This page documents the runtime storage contract behind sdk.knowledge.

It does not add a new SDK API. Modules still enter this domain through the public SDK façade:

  • module_sdk.knowledge
  • module_sdk.extractors
  • module_sdk.media

The storage providers described here are core runtime infrastructure. Module code must not import or call them directly.

Boundary

The knowledge storage flow is:

module -> SDK knowledge/media API -> knowledge service -> vector/KG storage

That boundary matters because the storage layer is scoped, configured, and initialized by the application runtime. A module should pass documents, bytes, or media references through the SDK and let the runtime decide where the derived knowledge projections are stored.

Knowledge Graph Storage

The current supported knowledge graph providers are:

  • sqlite
  • ladybug
  • neo4j

The local default is sqlite.

storage:
  kg:
    type: sqlite
    # db_path: /path/to/kg.sqlite

When db_path is not configured, the SQLite provider uses:

get_data_dir()/kg.sqlite

Ladybug remains available as an embedded graph provider:

storage:
  kg:
    type: ladybug
    # db_path: /path/to/kg.lbug

Neo4j is the remote provider:

storage:
  kg:
    type: neo4j
    uri: bolt://localhost:7687
    user: neo4j
    password: password

Vector Storage

The current supported vector providers are:

  • sqlite-vec
  • milvus
  • pinecone

The local default is sqlite-vec.

storage:
  vector:
    type: sqlite-vec
    # index_prefix: democrai

SQLite without sqlite-vec is not a vector provider in the current contract.

Milvus requires a host:

storage:
  vector:
    type: milvus
    host: localhost
    port: 19530

Pinecone requires an API key, either from configuration or from PINECONE_API_KEY:

storage:
  vector:
    type: pinecone
    api_key: ${PINECONE_API_KEY}
    cloud: aws
    region: us-east-1

Runtime Configuration

Knowledge runtime configuration is database-backed and exposed through:

  • module_sdk.knowledge.get_runtime_config()
  • module_sdk.knowledge.runtime_config_form_model()
  • module_sdk.knowledge.update_runtime_config(...)
  • module_sdk.knowledge.count_existing_embeddings()

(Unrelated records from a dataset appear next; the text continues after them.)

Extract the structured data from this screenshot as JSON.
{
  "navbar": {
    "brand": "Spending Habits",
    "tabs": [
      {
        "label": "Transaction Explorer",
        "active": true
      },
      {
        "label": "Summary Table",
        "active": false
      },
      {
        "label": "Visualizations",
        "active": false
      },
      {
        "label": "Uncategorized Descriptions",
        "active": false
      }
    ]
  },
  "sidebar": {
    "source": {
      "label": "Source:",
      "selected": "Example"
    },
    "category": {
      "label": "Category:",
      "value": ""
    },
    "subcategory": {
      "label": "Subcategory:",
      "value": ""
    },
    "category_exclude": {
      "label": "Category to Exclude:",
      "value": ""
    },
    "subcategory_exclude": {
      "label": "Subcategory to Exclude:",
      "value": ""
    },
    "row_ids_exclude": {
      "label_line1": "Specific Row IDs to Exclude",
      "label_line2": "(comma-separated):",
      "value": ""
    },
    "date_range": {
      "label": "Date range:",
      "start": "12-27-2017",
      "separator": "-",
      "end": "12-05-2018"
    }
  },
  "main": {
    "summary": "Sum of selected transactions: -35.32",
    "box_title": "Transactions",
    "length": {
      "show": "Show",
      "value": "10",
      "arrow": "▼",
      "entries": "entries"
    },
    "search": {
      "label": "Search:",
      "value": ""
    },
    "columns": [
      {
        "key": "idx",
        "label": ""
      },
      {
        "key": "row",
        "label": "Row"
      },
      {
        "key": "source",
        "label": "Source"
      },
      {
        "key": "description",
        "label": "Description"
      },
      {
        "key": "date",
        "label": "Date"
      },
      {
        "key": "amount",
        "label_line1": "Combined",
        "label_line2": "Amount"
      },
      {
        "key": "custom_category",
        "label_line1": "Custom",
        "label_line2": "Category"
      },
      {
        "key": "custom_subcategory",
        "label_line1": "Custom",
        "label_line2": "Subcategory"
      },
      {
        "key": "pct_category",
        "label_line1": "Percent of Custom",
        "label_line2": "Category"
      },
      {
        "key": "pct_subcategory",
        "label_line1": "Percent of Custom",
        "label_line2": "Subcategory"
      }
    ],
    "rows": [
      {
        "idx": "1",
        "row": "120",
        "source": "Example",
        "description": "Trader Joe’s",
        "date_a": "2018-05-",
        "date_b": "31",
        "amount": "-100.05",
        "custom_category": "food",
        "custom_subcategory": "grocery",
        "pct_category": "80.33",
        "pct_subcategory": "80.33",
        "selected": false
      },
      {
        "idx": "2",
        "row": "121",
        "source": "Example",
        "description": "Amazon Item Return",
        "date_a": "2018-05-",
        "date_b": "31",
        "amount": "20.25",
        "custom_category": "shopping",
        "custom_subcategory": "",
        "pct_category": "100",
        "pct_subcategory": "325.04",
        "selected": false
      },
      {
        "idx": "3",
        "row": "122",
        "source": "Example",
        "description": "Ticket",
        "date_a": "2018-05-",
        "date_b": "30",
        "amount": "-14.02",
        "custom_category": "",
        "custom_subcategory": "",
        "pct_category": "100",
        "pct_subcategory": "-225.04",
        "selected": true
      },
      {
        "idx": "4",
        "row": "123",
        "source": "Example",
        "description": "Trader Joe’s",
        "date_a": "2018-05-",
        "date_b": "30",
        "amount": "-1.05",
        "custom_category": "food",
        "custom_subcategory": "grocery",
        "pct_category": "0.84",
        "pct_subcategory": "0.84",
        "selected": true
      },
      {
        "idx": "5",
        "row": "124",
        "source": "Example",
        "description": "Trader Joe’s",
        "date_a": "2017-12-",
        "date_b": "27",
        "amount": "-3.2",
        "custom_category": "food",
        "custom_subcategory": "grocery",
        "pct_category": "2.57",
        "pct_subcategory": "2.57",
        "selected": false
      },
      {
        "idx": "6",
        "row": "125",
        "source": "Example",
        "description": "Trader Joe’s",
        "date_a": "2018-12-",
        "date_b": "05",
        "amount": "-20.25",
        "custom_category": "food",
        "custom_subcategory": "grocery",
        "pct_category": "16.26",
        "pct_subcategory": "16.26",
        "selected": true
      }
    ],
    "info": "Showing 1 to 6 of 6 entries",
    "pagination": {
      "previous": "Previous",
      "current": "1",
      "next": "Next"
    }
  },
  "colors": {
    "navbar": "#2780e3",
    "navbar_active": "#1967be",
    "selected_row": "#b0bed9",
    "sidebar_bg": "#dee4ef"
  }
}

The persisted config has these fields:

  • enabled
  • embedding_model_registry_id
  • rerank_model_registry_id
  • classification_model_registry_id
  • triple_extractor_model_registry_id

When enabled=True, embedding_model_registry_id is required. The selected model must be active, must expose the embedding capability, and must have a positive embedding dimension configured on the model registry row as extra_config.dim.

The other model selections are optional:

  • rerank_model_registry_id enables reranking when set
  • classification_model_registry_id enables classification when set
  • triple_extractor_model_registry_id enables knowledge-graph triple extraction when set

Each optional model is validated against its matching capability. There is no global fallback model for classification, reranking, or triples extraction.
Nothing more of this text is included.